## swin2013 3 years ago Limit problem?

1. swin2013

$\lim_{x \rightarrow -3^{+}} 1/x+3$

2. across

You have that$\lim_{x\to-3^+}\frac1{x+3}.$Immediate substitution yields a division by zero. Therefore, you must have a vertical asymptote there. Approaching it from the right side, however, will yield $$\infty$$ as the limit. On the other hand, approaching it from the left side will yield $$-\infty$$ as the limit.

3. ksaimouli

i am soory i read it wrong

4. swin2013

since it is on the right side, do i write that the limit is approaching positive infinity?

5. ksaimouli

actually the limit DNE because the absolute value get very large

6. across

Because it's a sided limit, you have to specify $$\text{where}$$ it goes.

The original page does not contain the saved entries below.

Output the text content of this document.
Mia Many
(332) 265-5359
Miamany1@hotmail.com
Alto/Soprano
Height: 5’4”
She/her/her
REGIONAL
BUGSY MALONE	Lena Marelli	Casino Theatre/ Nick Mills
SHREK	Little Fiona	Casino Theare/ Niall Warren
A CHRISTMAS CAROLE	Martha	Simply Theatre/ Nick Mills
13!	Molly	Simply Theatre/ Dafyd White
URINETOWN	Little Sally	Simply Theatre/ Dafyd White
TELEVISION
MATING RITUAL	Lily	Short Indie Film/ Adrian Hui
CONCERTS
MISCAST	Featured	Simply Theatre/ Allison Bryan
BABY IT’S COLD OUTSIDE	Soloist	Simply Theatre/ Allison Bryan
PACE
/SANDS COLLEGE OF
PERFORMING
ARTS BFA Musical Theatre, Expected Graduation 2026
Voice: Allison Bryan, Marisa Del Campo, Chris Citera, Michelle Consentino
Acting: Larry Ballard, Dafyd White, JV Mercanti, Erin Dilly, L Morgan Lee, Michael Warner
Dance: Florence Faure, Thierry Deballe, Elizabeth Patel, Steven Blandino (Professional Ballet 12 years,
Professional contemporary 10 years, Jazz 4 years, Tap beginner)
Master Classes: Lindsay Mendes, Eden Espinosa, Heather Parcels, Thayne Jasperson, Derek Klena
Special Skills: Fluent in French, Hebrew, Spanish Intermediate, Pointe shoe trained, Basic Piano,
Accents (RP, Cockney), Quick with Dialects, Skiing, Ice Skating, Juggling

Simply writing DNE won't suffice.

7. viniterranova

I got it 1/6. Just plug it into the equation

8. across

@viniterranova, how did you get $$1/6$$?

9. swin2013

I'm pretty sure i should get either - infinity or positive. I'm kind of unclear on what to write. I understand that when i divide the constant (1) by x-2 (which is a small positive number), does that mean it's approaching positive infinity since 1 / x-2 is getting positively bigger?

10. viniterranova
11. swin2013

@viniterranova it's actually negative 3. it appears that the equation plugged in 3. if we plug in the value of -3, we get 0 on the denominator which is not valid since the denominator can't be zero

12. across

@swin2013, when you're asked to compute$\lim_{x\to-3^+}\frac1{x+3},$if you substitute the limit, $$-3$$, you'll have that$\frac1{x+3}=\frac1{(-3)+3}=\frac10.$Therefore, you know that the limit DNE. However, if you approach $$-3$$ from the right side, you'll have that$\frac1{x+3}$gets infinitely larger (since you're dividing by a really small number) toward $$\infty$$. Oh, and @viniterranova, the limit is $$-3$$, not $$3$$. Read the question again.

13. swin2013

so am i correct in the sense that x - infinity?

14. viniterranova

See teh wolfram site.

15. viniterranova

The fact of you have the minus sign after 3 doesn´t mean that the 3 is negative. Just mean that you are approaching from left.

16. viniterranova

Just this.

17. across

No, you silly, $$-3$$ is different from $$3^-$$.

18. swin2013

no. if it's approaching 3 to the left, there will be a negative as an exponent

19. across

@swin2013, for example, let $$k=-2.99999$$ be that close to $$-3$$. Then$\frac1{k+3}=\frac1{-2.99999+3}=\frac1{0.00001}=100,000.$So you indeed approach $$\infty$$.

20. across

(Notice that we're close to it from the right side.)

21. swin2013

thank you @across, i just need clarity on what to write for my answer haha. I already understand the concept :)

22. viniterranova

Across you didn´t understand me. I just said minus sign after 3 not before.

23. swin2013

yea but the equation never stated a negative sign after the 3.

24. across

That doesn't change the fact that you screwed up, @viniterranova. ;) @swin2013, you can write: "The limit does not exist as it approaches positive infinity."

25. across

You can also just write$\lim_{x\to-3^+}\frac1{x+3}=\infty.$It depends on your teacher.

26. swin2013

x - infinity no finite lim :)

27. ksaimouli

the correct way to say according to textbook is it DNE

28. ksaimouli

xD

29. across

lol @ksaimouli, you are right, but this is a SIDED LIMIT. In other words, YOU MUST SPECIFY WHERE IT IS GOING. <:)

30. swin2013

lol i never said INFINITE i said FINITE

31. swin2013

which is the same as DNE as in there is not possible limit

32. ksaimouli

ok

33. swin2013

or DEFINITE limit (the derivative of FINITE)